Darin fordern die Unterzeichnenden international mehr zu Anstrengungen auf, das globale Bewusstsein für die Sauerstoffabnahme im Ozean zu schärfen, die Meeresverschmutzung und insbesondere den übermäßigen Nährstoffeintrag in den Ozean zu beenden und die globale Erwärmung durch entschiedene Klimaschutzmaßnahmen wirksam zu begrenzen.

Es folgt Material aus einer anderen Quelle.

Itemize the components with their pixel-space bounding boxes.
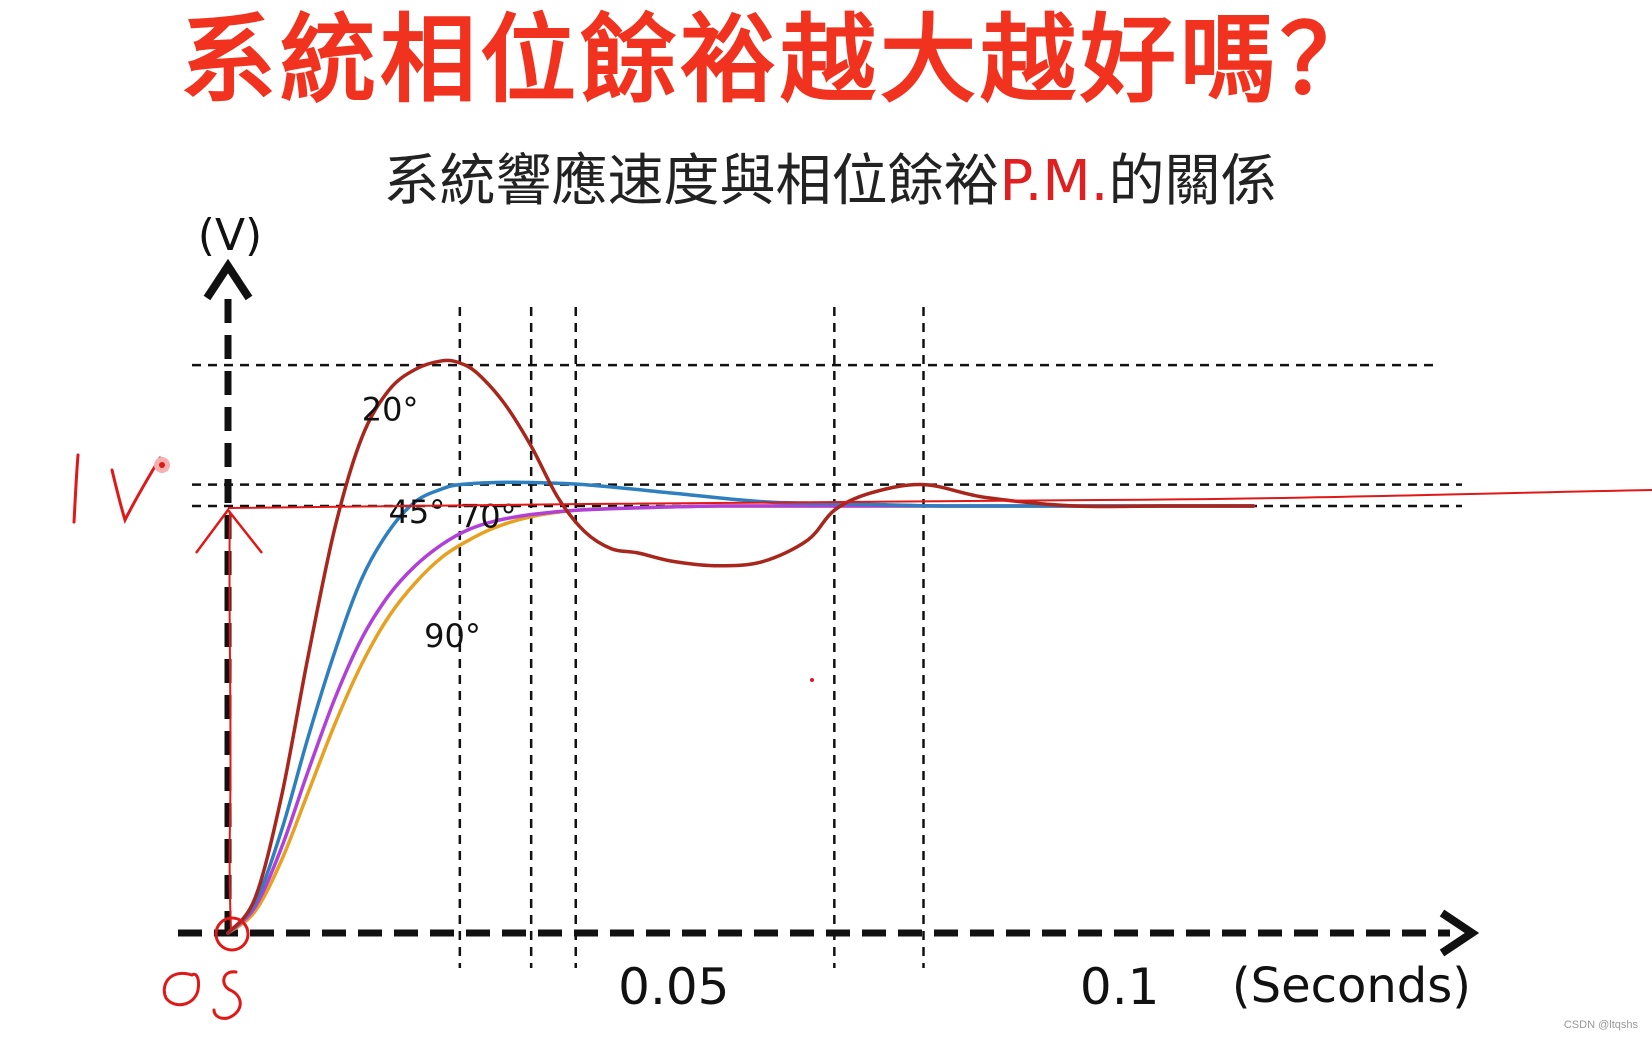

Die Wissenschaftlerinnen und Wissenschaftler beziehen sich dabei unter anderem auch auf das Pariser Klimaschutzabkommen und das Nachhaltigkeitsziel 14 der Vereinten Nationen zur nachhaltigen Entwicklung der Meere und Ozeane. „Wir haben jetzt die Chance, durch Umdenken und Handeln starke und nicht mehr umkehrbare Auswirkungen des Klimawandels, der Verschmutzung und Übernutzung der Ozeane zu vermeiden“, sagt Prof. Oschlies. Doch die Zeit dafür läuft rasch ab. Deshalb wollen wir mit der „Kieler Erklärung“ auch ein deutliches Zeichen für dringend erforderliche Anstrengungen zum Stopp des Sauerstoffverlusts des Ozeans und damit für den Erhalt des größten Ökosystems der Erde setzen“, so der Kieler Wissenschaftler.